Jeudi, Kamala Harris a visité une clinique d'interruption de grossesse dans l'État américain du Minnesota. C'est un fait plutôt remarquable dans la mesure où l'avortement est un sujet sensible aux Etats-Unis.
Pour rappel, en juin 2022, la Cour suprême a décidé de renverser l'arrêt «Roe v. Wade», rendant ainsi possible l'interdiction de l'avortement dans de nombreux États américains. Selon un sondage de la KFF publié la semaine dernière, un électeur américain sur huit indique désormais que l'avortement est le sujet le plus important pour lui lors des élections présidentielles de 2024.
Lutte pour l'avortement
Le fait que Kamala Harris se voit donc confier ce dossier largement délicat est à première vue surprenant. Mais en observant de plus près, il n'est pas si absurde que ce soit Kamala Harris qui sillonne les États-Unis avec une tournée en faveur de l'avortement.
«Nous nous devons d'être une nation qui fait confiance aux femmes», a-t-elle déclaré. Les «attaques contre le droit individuel à prendre des décisions qui concernent son propre corps sont scandaleuses», a ajouté la colistière de Joe Biden pour l'élection présidentielle de novembre, qui mène depuis janvier une tournée nationale consacrée à la défense du droit à l'avortement.
Le bilan de Biden en matière de droits à l'avortement et sa capacité à en parler sont plutôt maigres comparés à ses homologues. Biden, un fervent catholique, a déclaré qu'il ne pensait personnellement «pas grand chose» de l'avortement. Et bien que le président américain ait souligné la menace qui pèse sur la «liberté de reproduction» dans son discours sur l'état de l'Union devant le Congrès la semaine dernière, il n'a pas osé prononcer le mot «avortement». Tout le contraire de Kamala Harris, qui a inscrit en grand la lutte pour «l'accès à l'avortement».

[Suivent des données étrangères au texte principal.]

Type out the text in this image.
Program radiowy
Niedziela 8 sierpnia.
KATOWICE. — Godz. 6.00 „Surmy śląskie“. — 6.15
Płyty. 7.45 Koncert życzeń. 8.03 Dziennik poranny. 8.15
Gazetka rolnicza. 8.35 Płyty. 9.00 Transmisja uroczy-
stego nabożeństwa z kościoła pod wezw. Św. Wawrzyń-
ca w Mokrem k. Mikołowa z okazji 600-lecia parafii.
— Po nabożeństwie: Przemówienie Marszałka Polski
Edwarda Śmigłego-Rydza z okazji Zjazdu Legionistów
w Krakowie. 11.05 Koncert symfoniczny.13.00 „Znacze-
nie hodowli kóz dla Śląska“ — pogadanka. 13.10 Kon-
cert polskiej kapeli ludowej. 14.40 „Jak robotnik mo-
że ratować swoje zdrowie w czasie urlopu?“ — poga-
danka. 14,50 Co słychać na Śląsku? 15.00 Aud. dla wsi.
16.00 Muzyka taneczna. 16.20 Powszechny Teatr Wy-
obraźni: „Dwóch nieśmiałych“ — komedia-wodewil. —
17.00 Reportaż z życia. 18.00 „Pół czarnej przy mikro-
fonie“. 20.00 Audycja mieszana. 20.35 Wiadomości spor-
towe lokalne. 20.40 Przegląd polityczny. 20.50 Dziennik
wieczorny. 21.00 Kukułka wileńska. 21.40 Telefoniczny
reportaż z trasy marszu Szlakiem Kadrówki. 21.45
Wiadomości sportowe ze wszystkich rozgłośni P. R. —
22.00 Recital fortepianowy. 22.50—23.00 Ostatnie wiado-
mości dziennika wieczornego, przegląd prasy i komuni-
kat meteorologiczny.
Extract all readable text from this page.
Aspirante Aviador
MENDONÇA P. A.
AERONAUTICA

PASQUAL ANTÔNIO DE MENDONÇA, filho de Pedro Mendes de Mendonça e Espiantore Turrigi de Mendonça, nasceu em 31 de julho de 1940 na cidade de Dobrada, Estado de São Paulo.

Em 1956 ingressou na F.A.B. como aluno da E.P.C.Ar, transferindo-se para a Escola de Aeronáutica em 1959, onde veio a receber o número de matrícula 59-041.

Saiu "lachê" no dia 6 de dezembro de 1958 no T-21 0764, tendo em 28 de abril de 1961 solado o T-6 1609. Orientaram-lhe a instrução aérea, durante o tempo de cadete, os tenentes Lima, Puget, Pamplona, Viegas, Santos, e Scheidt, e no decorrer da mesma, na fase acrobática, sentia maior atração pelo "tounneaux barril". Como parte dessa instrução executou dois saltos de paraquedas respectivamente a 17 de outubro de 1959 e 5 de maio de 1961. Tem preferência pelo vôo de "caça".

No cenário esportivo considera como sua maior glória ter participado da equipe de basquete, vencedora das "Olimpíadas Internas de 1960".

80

Longueur d'avance sur Gaza
Il en va de même pour un autre thème central de la campagne actuelle: la guerre au Proche-Orient. Là aussi, Biden ne parvient pas à donner à son électorat ce qu'il attend de lui. La situation est si grave que le président américain a perdu un grand nombre de voix lors des élections primaires dans l'État du Michigan, parce qu'il a refusé de cesser son soutien à Israël.
Là aussi, la discrète Kamala Harris prend le relais. Ce week-end, elle s'est exprimée en Alabama. «Les gens ont faim à Gaza. Les conditions sont inhumaines. Et notre humanité commune nous oblige à agir», a lancé la vice-présidente avant d'insister: «Vu l'ampleur incommensurable de la souffrance à Gaza, il doit y avoir un cessez-le-feu immédiat!» Le public a réagi par un tonnerre d'applaudissements. De nombreux Américains, en colère contre Biden pour son alliance avec Israël, ont entendu de Kamala Harris ce qui manquait dans les discours du président.
Quelques jours plus tard, les Etats-Unis décidaient d'envoyer de l'aide à la bande de Gaza. Le discours enflammé de Kamala Harris a-t-il joué un rôle dans cette décision? Aucun moyen de le savoir. Mais quoi qu'il en soit, cela montre que la colistière de Biden sait exactement sur quels thèmes il faut miser. Lors de la conférence sur la sécurité de Munich il y a quelques semaines, Kamala Harris a également convaincu en tant que remplaçant de Biden par d'excellentes performances diplomatiques.
Elle met les bouchées doubles
Pendant longtemps, Kamala Harris semblait se contenter d'un faible second rôle en tant que vice-présidente. Désormais, elle se montre plus souvent et avec plus d'assurance dans la campagne électorale qui s'annonce serrée. Et la population américaine lui en est reconnaissante.
Certes, sa cote de popularité reste assez mauvaise – seuls 39% des Américains sont positifs à son égard – mais Kamala Harris suscite l'enthousiasme des jeunes électeurs noirs et féminins. La députée démocrate Victoria Escobar a notamment déclaré: «Kamala Harris va continuer à développer cet enthousiasme, surtout parmi les groupes démographiques dont nous avons besoin. Nous avons besoin des femmes noires, et celles-ci, tout comme les Latinas et d'autres, l'aiment.»